Cette évolution de l'accidentologie doit aussi être rapprochée de l'évolution du nombre d'animaux tués à la chasse. Or, comme on constate une explosion du nombre de grands gibiers tués (+ 75 % en 20 ans) et, selon les évaluations de la FNC, une augmentation de 66 % du nombre de balles tirées, le nombre d'accidents connaîtrait une diminution plus rapide encore au regard du risque effectif. La FNC souligne d'ailleurs que malgré les difficultés de l'année 2020, le tableau grand gibier a été presque aussi important que les années antérieures.

Évolution du nombre des accidents de chasse de 2001 à 2022

Source : OFB.

Évolution du nombre des accidents mortels de 2001 à 2022

Source : OFB.

Ces accidents ont provoqué 95 victimes dont 26 % de non-chasseurs, la moyenne sur vingt ans étant de 12 %. Ce qui veut dire à l'inverse qu'en moyenne 88 % des victimes sont des chasseurs . Les auto-accidents représentent d'ailleurs 29 % du total.

b) Les principales causes : le non-respect des règles élémentaires de sécurité

En moyenne, 55 % des accidents ont lieu lors d'une battue au grand gibier .

Sur la saison 2021-2022, les principales causes d'accidents lors de chasse au grand gibier sont :

Source : OFB.

Les accidents résultant de fautes graves de sécurité - tir dans l'angle de 30° 19 ( * ) , tir dans la traque 20 ( * ) , tir vers les habitations, des routes ou des GR et tir sans identifier - représentent à eux-seuls 67 % des accidents .

Au regard de cette typologie, en moyenne sur 20 ans, les auteurs et victimes d'accidents sont logiquement pour 21 % des traqueurs et pour 74 % des chasseurs postés.
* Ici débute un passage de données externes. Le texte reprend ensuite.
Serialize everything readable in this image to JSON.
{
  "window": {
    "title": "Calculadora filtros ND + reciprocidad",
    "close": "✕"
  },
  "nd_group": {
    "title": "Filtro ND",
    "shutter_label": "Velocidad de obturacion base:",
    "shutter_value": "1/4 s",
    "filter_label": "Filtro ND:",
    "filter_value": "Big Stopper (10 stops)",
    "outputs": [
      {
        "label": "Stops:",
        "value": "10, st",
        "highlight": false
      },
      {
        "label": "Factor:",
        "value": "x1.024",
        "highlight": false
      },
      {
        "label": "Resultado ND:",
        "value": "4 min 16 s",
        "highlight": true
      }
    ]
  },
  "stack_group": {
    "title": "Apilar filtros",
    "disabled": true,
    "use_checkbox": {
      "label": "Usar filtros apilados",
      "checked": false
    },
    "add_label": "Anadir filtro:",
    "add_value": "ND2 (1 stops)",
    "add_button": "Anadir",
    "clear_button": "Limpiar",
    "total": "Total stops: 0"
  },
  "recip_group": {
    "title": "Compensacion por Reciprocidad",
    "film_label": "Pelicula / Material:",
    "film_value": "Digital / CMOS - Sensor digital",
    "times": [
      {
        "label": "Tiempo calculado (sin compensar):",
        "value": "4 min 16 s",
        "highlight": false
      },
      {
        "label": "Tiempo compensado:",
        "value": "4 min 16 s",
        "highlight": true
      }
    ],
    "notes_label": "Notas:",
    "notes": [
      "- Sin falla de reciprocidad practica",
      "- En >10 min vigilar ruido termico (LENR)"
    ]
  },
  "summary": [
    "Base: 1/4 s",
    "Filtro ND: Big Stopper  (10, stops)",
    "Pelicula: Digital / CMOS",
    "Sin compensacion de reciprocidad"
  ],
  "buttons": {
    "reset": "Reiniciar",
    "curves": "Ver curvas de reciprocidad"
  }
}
Il est particulièrement intéressant de noter que seulement 5 % tiraient depuis un mirador même s'il est vrai que ceux-ci restent peu répandus. Les victimes se répartissent dans des proportions similaires.

Lors des chasses au petit gibier qui représentent, en moyenne sur 20 ans, 45 % des accidents, les principales causes sont les suivantes :

Source : OFB.

Là aussi, on constate que la majeure partie des accidents sont liés à de graves fautes de comportement. 77 % des accidents résultent de tirs vers des personnes, des habitations, des routes et, tout simplement, sans identification ! Les accidents liés à une mauvaise maîtrise de l'arme représentent la partie restante.

L'analyse de ces statistiques montre que les accidents relevant du hasard et de la malchance sont en réalité peu nombreux : 3 % de ricochets au grand gibier, des chutes mais certaines sans doute alors que l'arme aurait dû être déchargée...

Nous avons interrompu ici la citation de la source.